Submitted to: Association of American Geographers
Publication Type: Abstract Only
Publication Acceptance Date: 1/24/2007
Publication Date: 4/19/2007
Citation: Johnson, L.F., Trout, T.J., Gartung, J.L., Hornbuckle, J. 2007. Satellite Mapping of Horticultural Crop Cover in California's San Joaquin Valley - Potenial for Irrigation Water Resource Management. Association of American Geographers. Interpretive Summary:
Technical Abstract: Estimation of crop water use, and associated irrigation demand, is commonly addressed by application of so-called crop coefficients, which express water loss as a proportion of evapotranspiration from a well-characterized reference crop such as grass or alfalfa. For horticultural crops, however, planting date, planting density, variety, and cultural practices can vary widely. It is thus impractical to specifiy, a priori, a crop coefficient profile that accommodates these potential sources of variability. It is generally recognized that percent canopy cover, as an indicator of intercepted sunlight, is positively related to crop evapotranspiration.

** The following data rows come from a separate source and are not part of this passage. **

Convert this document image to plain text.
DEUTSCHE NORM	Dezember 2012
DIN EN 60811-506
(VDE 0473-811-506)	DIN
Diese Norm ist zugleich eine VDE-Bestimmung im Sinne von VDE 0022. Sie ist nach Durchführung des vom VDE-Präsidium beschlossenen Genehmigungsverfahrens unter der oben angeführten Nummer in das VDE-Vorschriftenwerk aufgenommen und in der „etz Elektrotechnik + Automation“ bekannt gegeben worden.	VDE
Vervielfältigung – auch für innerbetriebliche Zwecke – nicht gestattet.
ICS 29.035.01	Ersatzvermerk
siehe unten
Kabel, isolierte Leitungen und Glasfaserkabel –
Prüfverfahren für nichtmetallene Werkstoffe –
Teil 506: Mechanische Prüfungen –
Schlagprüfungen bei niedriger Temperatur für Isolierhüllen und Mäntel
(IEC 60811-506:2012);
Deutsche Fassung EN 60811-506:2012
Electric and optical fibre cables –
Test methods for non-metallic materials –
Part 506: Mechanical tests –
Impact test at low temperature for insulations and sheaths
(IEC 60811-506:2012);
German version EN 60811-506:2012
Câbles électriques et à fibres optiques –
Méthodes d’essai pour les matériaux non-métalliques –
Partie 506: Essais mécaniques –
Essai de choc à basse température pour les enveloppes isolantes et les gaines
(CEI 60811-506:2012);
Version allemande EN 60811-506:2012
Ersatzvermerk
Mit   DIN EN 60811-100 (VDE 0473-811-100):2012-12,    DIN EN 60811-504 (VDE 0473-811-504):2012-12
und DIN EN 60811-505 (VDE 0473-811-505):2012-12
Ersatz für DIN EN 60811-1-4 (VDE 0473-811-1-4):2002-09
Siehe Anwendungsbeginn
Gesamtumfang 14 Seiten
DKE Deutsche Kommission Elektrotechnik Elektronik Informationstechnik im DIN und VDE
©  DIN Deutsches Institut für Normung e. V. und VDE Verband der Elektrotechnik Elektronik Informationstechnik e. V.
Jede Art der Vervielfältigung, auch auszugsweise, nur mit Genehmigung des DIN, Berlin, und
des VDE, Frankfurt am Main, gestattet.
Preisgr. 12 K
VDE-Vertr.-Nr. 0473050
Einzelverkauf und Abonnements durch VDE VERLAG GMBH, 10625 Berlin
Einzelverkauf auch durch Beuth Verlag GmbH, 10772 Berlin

Fieldwork was performed in California's San Joaquin Valley to measure canopy cover in support of satellite-based mapping. Radiance-calibrated Landsat Thematic Mapper image data were then converted to top-of-atmosphere (apparent ) reflectance and subsequently to normalized difference vegetation index. Over two consecutive seasons, a strong linear relationship (r2>0.9) was observed between vegetation index and field measurements up to the point of "effective full cover" (~75%). This relationship was subsequently used to map canopy cover throughout a 20 x 20 km study region. Crop water loss was then mapped by incorporating routine ground measurements of reference evapotranspiration collected at point locations by the California Department of Water Resources. The study results demonstrate the feasibility of using vegetation index imagery for improved, spatially explicit parameterization of crop coefficient-based models in regions of high-value horticultural production.